Custom codecs are the escape hatch for dataclasses, binary payloads, compact formats, or project-specific serialization rules.
cache = FlipCache(
"shapes",
key_type="int",
value_type="custom",
value_encoder=encode_shape,
value_decoder=decode_shape,
value_default=Shape(),
)
Expiry Behavior
TTL is controlled by expire_time. If it is set, writes use Redis expiry so stale keys eventually disappear from the backing store.
There is one important tradeoff: local memory can return a value that Redis would already consider expired.
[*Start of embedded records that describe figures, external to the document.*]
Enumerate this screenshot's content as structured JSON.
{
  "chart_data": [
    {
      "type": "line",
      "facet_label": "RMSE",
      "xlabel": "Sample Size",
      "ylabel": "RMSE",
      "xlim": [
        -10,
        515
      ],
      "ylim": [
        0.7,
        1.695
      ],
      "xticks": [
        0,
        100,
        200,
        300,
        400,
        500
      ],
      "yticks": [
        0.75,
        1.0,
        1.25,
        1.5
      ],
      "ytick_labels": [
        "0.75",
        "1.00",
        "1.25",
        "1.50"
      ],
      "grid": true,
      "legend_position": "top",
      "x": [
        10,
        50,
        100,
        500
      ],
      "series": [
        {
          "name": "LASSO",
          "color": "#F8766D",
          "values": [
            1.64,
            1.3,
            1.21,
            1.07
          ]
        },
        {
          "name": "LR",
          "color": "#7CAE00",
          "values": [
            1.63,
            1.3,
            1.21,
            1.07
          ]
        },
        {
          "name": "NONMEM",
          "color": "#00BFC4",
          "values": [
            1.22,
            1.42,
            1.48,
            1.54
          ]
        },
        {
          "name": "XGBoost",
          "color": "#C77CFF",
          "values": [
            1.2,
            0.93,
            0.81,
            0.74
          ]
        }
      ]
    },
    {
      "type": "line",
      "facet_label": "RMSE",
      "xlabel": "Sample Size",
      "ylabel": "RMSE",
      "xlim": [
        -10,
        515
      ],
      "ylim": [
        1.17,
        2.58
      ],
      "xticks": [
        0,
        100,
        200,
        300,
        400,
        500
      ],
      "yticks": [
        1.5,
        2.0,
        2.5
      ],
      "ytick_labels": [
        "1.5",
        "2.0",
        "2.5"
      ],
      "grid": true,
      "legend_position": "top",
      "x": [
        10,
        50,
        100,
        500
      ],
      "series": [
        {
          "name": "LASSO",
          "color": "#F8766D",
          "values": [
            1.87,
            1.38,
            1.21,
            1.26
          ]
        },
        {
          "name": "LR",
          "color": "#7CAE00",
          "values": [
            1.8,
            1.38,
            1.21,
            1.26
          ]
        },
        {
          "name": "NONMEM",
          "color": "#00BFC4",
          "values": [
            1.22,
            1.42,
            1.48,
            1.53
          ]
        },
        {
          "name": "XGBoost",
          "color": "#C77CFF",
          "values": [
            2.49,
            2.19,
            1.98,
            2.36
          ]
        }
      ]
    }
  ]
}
If exact expiry matters more than speed, set local_max=0 so every read goes to Redis.
expiring_cache = FlipCache("expiring", local_max=0, expire_time=5)
For read-heavy workloads where hot keys should remain alive, refresh_expire_time_on_get=True extends the Redis TTL whenever the key is read through FlipCache.
Eviction Helpers
The package also ships bounded dictionaries for cases that do not need Redis at all:
FIFODictevicts the oldest inserted item.LRUDictevicts the least recently used item.ThreadSafeFIFODictandThreadSafeLRUDictwrap operations with locks.AsyncSafeFIFODictandAsyncSafeLRUDictexpose async-safe methods for coroutine-heavy code.
from flipcache import LRUDict
recent = LRUDict(max_items=3)
recent["a"] = "Alpha"
recent["b"] = "Beta"
recent["c"] = "Gamma"
_ = recent["a"]
recent["d"] = "Delta" # evicts "b"
These helpers are small, but they make the package useful even when Redis is not part of the current code path.
Benchmarks
The bundled benchmark script compares pure Redis access with FlipCache's hybrid mode using 1,000 keys and a local tier capped at the same size.
| Scenario | Mean (s) | Std Dev |
|---|---|---|
redis_set | 0.252 | 0.013 |
flipcache_set | 0.242 | 0.003 |
redis_get | 22.986 | 0.518 |
flipcache_get | 0.0172 | 0.000 |
The write path stays close to Redis because it still persists values to the backing store. The read path is where the design pays off: once the local tier is warm, repeated reads are served from process memory.
Current Status & Next Steps
FlipCache is public, MIT licensed, and available on PyPI. The current PyPI release is 1.3, released on May 23, 2025.
The useful next work is less about proving the idea and more about tightening the package:
- Add automated tests around TTL refresh, custom codecs, and eviction helpers.
- Expand async Redis support so event-loop applications can use the same model without adapters.
- Publish more structured docs beyond the README examples.
- Keep the benchmarks reproducible as the implementation evolves.